Hi everyone,
I was working to develop armv8.7 feature FEAT_AFP. There I come across one of the bit enabled in FPCR register i.e., NEP bit - bit[2] of FPCR register (Floating point control register), according to the documentation following is mentioned (attaching link to screen shot).
/resized-image/__size/640x480/__key/communityserver-discussions-components-files/468/fpcr.nep.png
For instance take FMADD:
FMADD (three input scalar version) : Floating-point fused Multiply-Add (scalar)
Here, as per the documentation upper bits of Sd will be populated by upper bits of Sa. If we take an example of 32 bit precision, then upper (128-32)=96 bits of Vd register will be populated by upper 96 bits of Va. This is I have verified using Trace32 debugger tool.
But I cannot find any use case for this. Since, we are directly populating the addend to destination register we cannot say we are increasing the precision in some way. Can anyone please explain the use case of this bit?
Thanks.
Unless someone who knows exactly arrives, below are my views:
It seems to me that the NEP bit allows for merging of the accumulator. For e.g., when considering fmadd scalar version for single-precision floats:
a1 = n0*m0 + a0
a2 = n1*m1 + a1
etc.
By setting NEP bit, the entire accumulator (128-bits for e.g.) is preserved, even though the calculations are being performed on the lowest element (element #0, spanning [31:0] of the [127:0] accumulator).

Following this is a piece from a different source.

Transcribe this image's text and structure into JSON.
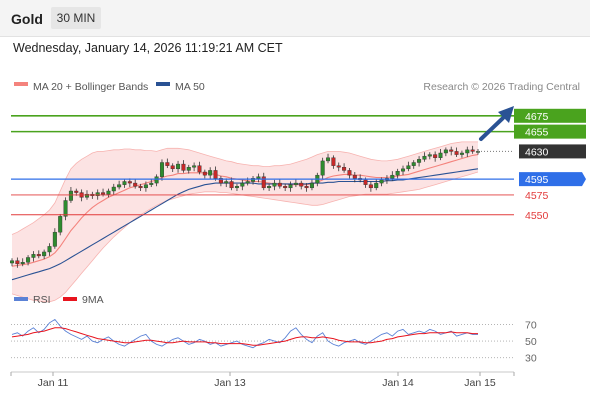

The NEP bit is being consulted in the function IsMerging; the function pseudo-code (and the fmadd pseudo-code) is available in the armv8 manual. That bit being 1 is taken as a sign to perform merging, where the exact merge depends on the instruction being executed.
I checked glibc to see if it explicitly enables NEP; afaics, it does not. This, and other bits that are part of FEAT_AFP, are exposed to the usermode/glibc through one of the ELF hwcaps, HWCAP2_AFP. It is likely that some application must have enabled NEP. Since you encountered NEP being set, can you say which application you were running which may have caused the NEP bit to be set? Are you on Linux, or on Windows, or Apple?
Note also that other features of FEAT_AFP, such as flushing the output and input denormals to zero, are present in amd64 processors (and may be other CPUs) also. Moreover, the Apple's arm64 CPU already had their own implementation before Arm came up with the architecturally supported features in armv8.7. The armv8 manual states that such features allow for more efficient processing by sacrificing IEEE conformance in such edge cases.